Diplomatic War with Japan: A Dangerous Distraction for Seoul
Donald Kirk (Scholar and Commentator on Korean Affairs)
People are starving and dying in North Korea, and Pyongyang is threatening the world with nuclear weapons. But what is getting South Korea worked up these days? The answer: an outcrop of rocky islets known to Koreans as Tokto and to the Japanese as Takeshima.
Symbolically, the islets remind Koreans of the humiliation under 35 years of Japanese rule, and they raise a terrifying spectre. Could it happen again? Could a militarily resurgent Japan, under some right-wing leader, see the Korean Peninsula as both a threat and a stepping stone to the domination of Asia?
For Koreans, those memories burn in the subconscious while North Korea - whose troops invaded the South in 1950 at the outset of by far the bloodiest war ever fought on Korean soil - remains a distant apparition. No one I talked to in South Korea seems to believe the North's troops are about to invade again. No one imagines that it is remotely likely to explode a nuclear bomb. In fact, since Pyongyang has yet to conduct a live nuclear test, it is far from certain whether it possesses the technology to fire a nuclear-tipped missile - or even drop one from a plane.
Today, however, the fact is that Japan is not much of a threat, either.
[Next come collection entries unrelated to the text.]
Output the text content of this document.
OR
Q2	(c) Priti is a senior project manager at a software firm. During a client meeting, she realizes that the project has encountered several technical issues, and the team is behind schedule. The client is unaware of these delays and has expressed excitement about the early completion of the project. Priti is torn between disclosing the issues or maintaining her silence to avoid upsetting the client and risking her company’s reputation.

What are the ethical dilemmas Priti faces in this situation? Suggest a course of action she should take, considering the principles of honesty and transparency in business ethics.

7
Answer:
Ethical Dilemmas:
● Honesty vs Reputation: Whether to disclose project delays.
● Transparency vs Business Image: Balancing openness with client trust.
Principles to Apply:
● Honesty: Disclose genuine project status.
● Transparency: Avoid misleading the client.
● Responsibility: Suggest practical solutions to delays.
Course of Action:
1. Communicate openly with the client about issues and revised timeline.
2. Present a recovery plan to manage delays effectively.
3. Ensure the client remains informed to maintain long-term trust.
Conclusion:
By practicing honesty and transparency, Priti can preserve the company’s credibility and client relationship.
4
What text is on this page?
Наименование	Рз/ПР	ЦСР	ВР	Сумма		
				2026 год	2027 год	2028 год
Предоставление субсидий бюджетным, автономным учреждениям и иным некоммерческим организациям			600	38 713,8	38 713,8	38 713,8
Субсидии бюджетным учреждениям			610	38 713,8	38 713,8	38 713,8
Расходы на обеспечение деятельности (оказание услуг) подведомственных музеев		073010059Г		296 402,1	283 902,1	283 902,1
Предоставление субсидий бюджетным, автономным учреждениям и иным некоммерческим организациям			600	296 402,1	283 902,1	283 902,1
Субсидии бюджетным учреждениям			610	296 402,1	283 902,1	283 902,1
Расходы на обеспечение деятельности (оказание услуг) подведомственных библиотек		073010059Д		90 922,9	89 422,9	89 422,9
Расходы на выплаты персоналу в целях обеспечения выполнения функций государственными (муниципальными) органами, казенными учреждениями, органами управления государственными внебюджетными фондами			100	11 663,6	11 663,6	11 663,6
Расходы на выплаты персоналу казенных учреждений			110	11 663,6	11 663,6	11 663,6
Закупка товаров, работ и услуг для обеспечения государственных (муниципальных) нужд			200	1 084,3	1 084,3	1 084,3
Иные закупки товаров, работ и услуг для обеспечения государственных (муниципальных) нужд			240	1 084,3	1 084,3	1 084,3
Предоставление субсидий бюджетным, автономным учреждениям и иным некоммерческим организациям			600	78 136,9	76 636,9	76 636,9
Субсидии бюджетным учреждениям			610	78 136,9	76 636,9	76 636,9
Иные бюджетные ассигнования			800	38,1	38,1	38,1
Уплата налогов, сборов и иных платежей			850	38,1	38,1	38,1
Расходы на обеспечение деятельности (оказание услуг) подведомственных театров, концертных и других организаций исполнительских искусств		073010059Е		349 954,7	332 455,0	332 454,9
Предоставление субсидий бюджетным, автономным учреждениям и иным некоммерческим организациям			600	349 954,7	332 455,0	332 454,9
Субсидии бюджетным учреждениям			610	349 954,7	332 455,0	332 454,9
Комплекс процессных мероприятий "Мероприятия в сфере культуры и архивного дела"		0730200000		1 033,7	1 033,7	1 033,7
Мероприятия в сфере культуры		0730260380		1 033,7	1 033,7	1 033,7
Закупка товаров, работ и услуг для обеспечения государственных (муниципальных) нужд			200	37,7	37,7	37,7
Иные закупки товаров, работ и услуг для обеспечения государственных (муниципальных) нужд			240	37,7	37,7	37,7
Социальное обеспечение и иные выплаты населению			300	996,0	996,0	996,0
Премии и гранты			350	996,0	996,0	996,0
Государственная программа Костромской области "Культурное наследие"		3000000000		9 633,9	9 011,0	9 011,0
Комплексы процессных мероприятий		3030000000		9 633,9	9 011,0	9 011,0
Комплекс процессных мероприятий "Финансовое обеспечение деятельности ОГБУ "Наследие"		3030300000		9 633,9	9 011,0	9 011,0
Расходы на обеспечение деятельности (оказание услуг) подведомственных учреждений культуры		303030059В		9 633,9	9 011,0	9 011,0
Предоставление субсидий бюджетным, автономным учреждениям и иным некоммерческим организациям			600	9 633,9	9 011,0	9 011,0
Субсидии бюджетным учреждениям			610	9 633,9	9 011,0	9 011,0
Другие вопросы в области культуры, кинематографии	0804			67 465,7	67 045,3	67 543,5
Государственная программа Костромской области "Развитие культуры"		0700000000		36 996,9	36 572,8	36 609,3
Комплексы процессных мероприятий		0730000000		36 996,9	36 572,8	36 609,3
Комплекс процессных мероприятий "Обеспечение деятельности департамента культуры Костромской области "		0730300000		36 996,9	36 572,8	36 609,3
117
South Korean President Roh Moo-hyun, when he declared a "diplomatic war" with Japan for numerous offences (both real and imagined), neglected to point out that the Japanese are not, for one minute, contemplating a "pre-emptive strike" on the Tokto islets, which are occupied by a South Korean police garrison.
In fact, Tokto is such a peaceful place that boatloads of South Korean tourists visit regularly just to see one of the world's more obscure flashpoints.
So, was Mr Roh's outburst just a diversionary tactic - an effort to show himself as a tough-talking leader while deflecting attention from the infinitely more sensitive and complicated issue of North Korea? Was this the reason that Mr Roh spent most of his time with US Secretary of State Condoleezza Rice, during her recent tour of Asia, lecturing her about Tokto and Japan?
The impression in Seoul is that the US and Japan are working together to intimidate both North and South Koreans. Under these circumstances, Seoul and Pyongyang have turned to Beijing - the North has no other friend, and the South increasingly sees China as a balancing force against the weight of the US and Japan.
The South Korean gambit is a dangerous one. There is no chance of war with Japan. The North's troops - and any nuclear weapons - remain a threat to Seoul. Pyongyang may not be about to declare a second Korean war while it is increasingly isolated, but a Korean crisis looms if the North fails to talk.
The Tokto commotion may be a reminder of historic oppression by a foreign power, but it is a distraction from the more serious business that is much closer to South Korea's self-interest and survival.